Продолжение.
Начало тут
Возник вроде бы коллектив совместно страдающих… По-разному, но совместно. И вдруг громоподобно-неожиданная опасность оглушила людей криками, свинцово сковала их движения — и разрушила коллектив общей скорби. Каждый устремился к собственному, индивидуальному спасению. Но устремился лишь мысленно, потому что и шевельнуться, как хотелось, не мог.
– Не расцепляйте рук! Не расцепляйте!.. — уверенно, возвращая нам надежду, повторял отец. Это тоже было приказом, выполнение которого обещало спасение.
Поток людей, сползавший вниз медленно и тяжело, как лава по телу вулкана, сковывала зажатость между домами и чугунной решеткой, но и страх, все определеннее перераставший в ужас.
– Не расцепляйте рук! — повторял отец.
И мы до нестерпимости сжимали друг другу пальцы.
Отец, как на войне, выработал какой-то тактический план, который мог оказаться стратегическим для всей нашей дальнейшей жизни. Он вытягивал нас из эпицентра человеческого скопления, где между людьми не было уже ни малейшего расстояния, все ближе и ближе к домам. Мы по миллиметрам вытаскивались отцом из каменной слитности тел, которая способна была сплющить, раздавить, уничтожить.
– Дашенька, держись. Держись, Дашенька… — просила мама сестру. Но я понимал, что это относилось и ко всем нам.
Из потока по-прежнему с нараставшим отчаянием пытались вырваться не только руки, ноги, плечи, но и голоса:
– Помогите! Спасите!..
Кто мог в этом скованном бессилии помочь кому-нибудь и себе самому?
Но нам помогал отец. И он вытягивал нас к воротам громоздкого, равнодушно недвижного старинного здания. Все ближе, все ближе…
Мне стало ясно, совсем ясно, за что мама полюбила отца. И почему была такой послушной ему.
Мы незаметно, но все же протискивались вслед за отцом по невидимому пространству, которое было единственной дорогой надежды. Отец выполнял задачу невыполнимую. Кто-то внезапно уперся коленом мне в пах, непереносимая боль приказывала опуститься, присесть на корточки. Но я мог двигаться только вбок — к воротам, к воротам… Туда с маниакальной, сумасшедшей решимостью тащил нас отец. Он вытягивал нас из беды, которая могла оказаться нашей последней бедой. А прижатость к чужим телам вот-вот могла стать прижатостью к смерти.

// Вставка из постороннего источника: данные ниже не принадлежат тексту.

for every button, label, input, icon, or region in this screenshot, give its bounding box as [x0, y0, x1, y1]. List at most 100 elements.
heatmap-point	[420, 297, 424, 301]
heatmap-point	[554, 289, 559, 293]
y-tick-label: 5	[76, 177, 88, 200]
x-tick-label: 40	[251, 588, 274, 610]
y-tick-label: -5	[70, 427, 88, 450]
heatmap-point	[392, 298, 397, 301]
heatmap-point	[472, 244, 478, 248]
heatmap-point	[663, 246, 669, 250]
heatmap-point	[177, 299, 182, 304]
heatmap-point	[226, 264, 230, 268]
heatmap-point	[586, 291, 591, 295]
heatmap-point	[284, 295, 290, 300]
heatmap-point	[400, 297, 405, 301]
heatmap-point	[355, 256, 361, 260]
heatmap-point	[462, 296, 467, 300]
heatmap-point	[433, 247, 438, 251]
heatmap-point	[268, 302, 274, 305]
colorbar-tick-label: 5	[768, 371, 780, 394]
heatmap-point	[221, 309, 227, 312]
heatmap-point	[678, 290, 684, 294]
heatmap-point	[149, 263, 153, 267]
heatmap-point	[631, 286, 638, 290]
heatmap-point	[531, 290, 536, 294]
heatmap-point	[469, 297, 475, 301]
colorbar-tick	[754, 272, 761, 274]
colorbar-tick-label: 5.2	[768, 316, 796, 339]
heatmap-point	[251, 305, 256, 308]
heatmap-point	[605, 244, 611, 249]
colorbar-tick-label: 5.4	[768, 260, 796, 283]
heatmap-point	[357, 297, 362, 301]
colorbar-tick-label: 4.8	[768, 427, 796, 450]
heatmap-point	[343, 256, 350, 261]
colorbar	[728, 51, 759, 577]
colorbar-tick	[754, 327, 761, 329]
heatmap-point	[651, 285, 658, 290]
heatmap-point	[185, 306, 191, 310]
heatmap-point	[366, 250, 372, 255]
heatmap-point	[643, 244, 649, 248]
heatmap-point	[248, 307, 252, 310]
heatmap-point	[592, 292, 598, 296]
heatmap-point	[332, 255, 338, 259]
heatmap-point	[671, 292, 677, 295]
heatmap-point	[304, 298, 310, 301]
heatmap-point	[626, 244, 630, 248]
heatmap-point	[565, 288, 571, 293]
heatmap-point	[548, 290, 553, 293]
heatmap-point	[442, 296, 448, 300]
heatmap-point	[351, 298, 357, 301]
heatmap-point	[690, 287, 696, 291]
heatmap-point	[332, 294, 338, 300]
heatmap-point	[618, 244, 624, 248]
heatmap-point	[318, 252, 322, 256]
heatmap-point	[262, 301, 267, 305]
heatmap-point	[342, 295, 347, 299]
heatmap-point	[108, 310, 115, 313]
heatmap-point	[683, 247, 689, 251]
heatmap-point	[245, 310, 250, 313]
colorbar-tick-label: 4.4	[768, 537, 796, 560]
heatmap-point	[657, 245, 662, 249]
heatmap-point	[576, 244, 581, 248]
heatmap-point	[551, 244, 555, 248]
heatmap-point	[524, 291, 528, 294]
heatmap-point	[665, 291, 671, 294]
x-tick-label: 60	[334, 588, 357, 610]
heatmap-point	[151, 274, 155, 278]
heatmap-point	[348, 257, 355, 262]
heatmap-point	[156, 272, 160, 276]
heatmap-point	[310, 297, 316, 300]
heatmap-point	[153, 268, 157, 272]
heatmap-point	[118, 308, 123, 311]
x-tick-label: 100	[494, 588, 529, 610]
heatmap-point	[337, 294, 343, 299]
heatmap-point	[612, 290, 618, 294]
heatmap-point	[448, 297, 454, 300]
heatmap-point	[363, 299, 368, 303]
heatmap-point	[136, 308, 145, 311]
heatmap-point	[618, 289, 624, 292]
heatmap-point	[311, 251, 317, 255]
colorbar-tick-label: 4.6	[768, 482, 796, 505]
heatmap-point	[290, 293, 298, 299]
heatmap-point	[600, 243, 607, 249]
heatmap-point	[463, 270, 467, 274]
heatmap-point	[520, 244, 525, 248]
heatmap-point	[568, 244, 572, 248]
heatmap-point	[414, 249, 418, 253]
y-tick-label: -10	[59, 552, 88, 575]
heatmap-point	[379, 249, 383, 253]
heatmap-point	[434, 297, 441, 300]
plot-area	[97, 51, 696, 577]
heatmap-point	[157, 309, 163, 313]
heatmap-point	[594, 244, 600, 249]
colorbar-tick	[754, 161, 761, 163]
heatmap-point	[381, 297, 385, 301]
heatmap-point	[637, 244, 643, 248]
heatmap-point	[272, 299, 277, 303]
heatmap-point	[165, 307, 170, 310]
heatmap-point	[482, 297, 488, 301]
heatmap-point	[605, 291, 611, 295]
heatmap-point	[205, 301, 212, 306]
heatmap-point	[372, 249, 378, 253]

Я подумал, что многие люди, наверное, не сдавлены, а уже раздавлены, мертвы, но не в состоянии обнаружить свою гибель, не могут упасть, потому что стиснуты живыми телами. Или живыми и мертвыми.
Не помню, как чудодейственная сила спасения протащила меня между створами вечных старинных ворот. В одно мгновение тело мое высвободилось от физической сжатости. А душа освободилась от сжатости страхом лишь в следующий миг, когда я убедился, что мама и сестра с братом тут же, в старинном и потому просторном дворе. Но отца не было.
– Куда ты? Куда ты, Боря? — проталкивая слова, как проталкивались недавно наши тела, полушептала мама. — Куда ты?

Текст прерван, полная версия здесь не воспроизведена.